Bipartisan senators won quick applause from the hospital lobby after reintroducing a bill late last week to modify and extend certain Medicare payments to rural hospitals.

The Rural Hospital Support Act had been first introduced in the House in 2021 and again in the Senate in 2022 but never got past committee referral.

The latest push from Sens. Bob Casey, D-Pennsylvania, and Chuck Grassley, R-Iowa, again calls for amendments to the Social Security Act “to rebase the calculation of payments for sole community hospitals and Medicare-dependent hospitals, and for other purposes.” Full text of the bill’s latest iteration has not yet been published for the public.

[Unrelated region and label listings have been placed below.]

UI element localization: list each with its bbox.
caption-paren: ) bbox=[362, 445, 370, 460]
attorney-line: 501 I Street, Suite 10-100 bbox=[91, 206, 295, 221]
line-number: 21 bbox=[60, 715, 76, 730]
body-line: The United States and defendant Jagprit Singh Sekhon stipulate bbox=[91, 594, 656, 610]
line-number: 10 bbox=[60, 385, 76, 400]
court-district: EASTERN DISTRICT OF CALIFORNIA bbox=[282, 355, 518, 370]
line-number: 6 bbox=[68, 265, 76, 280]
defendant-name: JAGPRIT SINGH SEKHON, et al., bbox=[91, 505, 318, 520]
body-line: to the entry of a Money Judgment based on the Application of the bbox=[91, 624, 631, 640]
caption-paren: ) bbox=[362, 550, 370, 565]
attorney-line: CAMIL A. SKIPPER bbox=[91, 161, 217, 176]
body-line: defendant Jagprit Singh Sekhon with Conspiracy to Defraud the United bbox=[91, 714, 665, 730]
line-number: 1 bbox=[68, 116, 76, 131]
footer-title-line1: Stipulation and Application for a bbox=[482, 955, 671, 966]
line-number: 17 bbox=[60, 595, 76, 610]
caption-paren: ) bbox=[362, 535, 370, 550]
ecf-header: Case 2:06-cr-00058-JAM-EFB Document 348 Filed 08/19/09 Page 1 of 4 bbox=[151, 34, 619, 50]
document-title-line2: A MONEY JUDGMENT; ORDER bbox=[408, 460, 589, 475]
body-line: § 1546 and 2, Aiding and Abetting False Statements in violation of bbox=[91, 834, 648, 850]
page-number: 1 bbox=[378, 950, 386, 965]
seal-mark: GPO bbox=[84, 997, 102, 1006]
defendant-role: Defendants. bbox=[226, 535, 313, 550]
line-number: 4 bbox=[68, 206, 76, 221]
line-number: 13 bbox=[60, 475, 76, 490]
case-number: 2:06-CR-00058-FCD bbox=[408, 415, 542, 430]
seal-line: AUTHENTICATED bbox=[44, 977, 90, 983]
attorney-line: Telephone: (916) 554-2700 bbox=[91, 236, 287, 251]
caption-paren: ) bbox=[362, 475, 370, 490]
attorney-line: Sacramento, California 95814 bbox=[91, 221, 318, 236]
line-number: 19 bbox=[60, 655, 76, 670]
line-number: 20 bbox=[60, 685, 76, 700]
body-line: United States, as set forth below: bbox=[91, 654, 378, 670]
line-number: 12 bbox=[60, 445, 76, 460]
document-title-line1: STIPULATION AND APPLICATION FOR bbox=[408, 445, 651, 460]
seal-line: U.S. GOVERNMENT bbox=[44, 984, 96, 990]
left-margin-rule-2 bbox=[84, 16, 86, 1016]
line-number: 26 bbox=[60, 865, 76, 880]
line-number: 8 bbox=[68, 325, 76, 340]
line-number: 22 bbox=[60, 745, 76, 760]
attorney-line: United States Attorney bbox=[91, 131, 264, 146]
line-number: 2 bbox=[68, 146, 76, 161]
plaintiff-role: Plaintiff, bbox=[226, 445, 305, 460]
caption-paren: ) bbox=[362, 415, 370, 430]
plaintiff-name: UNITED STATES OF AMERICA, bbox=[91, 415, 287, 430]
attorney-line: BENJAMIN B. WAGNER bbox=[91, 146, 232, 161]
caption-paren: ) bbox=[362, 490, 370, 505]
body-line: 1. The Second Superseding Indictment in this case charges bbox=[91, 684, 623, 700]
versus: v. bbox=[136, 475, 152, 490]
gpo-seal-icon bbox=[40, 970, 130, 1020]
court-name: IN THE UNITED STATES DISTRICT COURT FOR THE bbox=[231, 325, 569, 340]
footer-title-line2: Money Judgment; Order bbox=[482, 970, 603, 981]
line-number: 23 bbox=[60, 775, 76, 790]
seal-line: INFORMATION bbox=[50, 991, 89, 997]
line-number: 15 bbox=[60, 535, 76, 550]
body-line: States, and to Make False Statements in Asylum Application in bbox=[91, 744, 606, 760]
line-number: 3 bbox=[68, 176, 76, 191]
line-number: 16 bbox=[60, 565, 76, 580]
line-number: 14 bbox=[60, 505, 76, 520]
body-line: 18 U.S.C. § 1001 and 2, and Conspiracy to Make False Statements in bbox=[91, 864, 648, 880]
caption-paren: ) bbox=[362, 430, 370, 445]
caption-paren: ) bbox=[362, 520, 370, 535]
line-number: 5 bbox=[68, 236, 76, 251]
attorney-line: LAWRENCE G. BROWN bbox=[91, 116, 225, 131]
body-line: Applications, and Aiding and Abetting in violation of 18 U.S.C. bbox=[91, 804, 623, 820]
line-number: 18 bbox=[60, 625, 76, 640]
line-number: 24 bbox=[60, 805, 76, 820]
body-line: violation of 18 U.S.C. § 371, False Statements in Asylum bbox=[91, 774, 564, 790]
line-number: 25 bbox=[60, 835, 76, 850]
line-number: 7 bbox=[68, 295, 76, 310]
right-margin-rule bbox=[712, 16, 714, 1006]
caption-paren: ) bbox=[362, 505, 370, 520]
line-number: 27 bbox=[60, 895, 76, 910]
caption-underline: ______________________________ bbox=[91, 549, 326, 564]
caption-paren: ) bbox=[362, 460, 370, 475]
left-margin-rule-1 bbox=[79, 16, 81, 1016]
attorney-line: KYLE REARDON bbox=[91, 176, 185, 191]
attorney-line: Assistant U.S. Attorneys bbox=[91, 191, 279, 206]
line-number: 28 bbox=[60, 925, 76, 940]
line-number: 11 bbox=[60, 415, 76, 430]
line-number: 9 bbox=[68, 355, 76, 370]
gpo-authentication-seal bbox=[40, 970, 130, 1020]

A supportive letter from American Hospital Association (AHA) Senior Vice President of Advocacy and Political Affairs Lisa Kidder Hrobsky published this week, however, outlined the bill’s potential impact on rural hospitals’ finances.

The first of these is an amendment to make permanent the Medicare-Dependent Hospital (MDH) program, which boosts payments to eligible hospitals that have a high share of Medicare patients. The program was slated to expire in late 2022 before being extended to Sept. 30, 2024, as part of the major end-of-year omnibus spending package.

"The network of providers that serves rural Americans is fragile and more dependent on Medicare revenue because of the high percentage of Medicare beneficiaries who live in rural areas,” Hrobsky wrote to the senators. “These payments allow MDHs greater financial stability and leave them better able to serve their communities. Your legislation would make this important program permanent.”

The legislation would similarly lock in the current version of the low-volume Medicare adjustment, which helps providers in smaller communities that don’t see enough patients pay for their service offerings, Hrobsky wrote.

Further, the proposed bill gives MDH and sole community hospitals more flexibility by providing an additional base year to choose from when the hospitals calculate their payment eligibility. Both of those expansions “provides the increased support needed now by many rural hospitals,” Hrobsky said.

“We are pleased to support this legislation and look forward to working with you and your colleagues to achieve its passage,” she wrote.

Rural hospitals have been on the front line of industrywide labor shortages, patient volume interruptions and other financial challenges that cropped up during the pandemic and came to a head in 2022.

Nearly a third are at risk of closure due to expenses outpacing their payments, per the Center for Healthcare Quality & Payment Reform, and experts expect that closures will likely increase in 2023 barring intervention.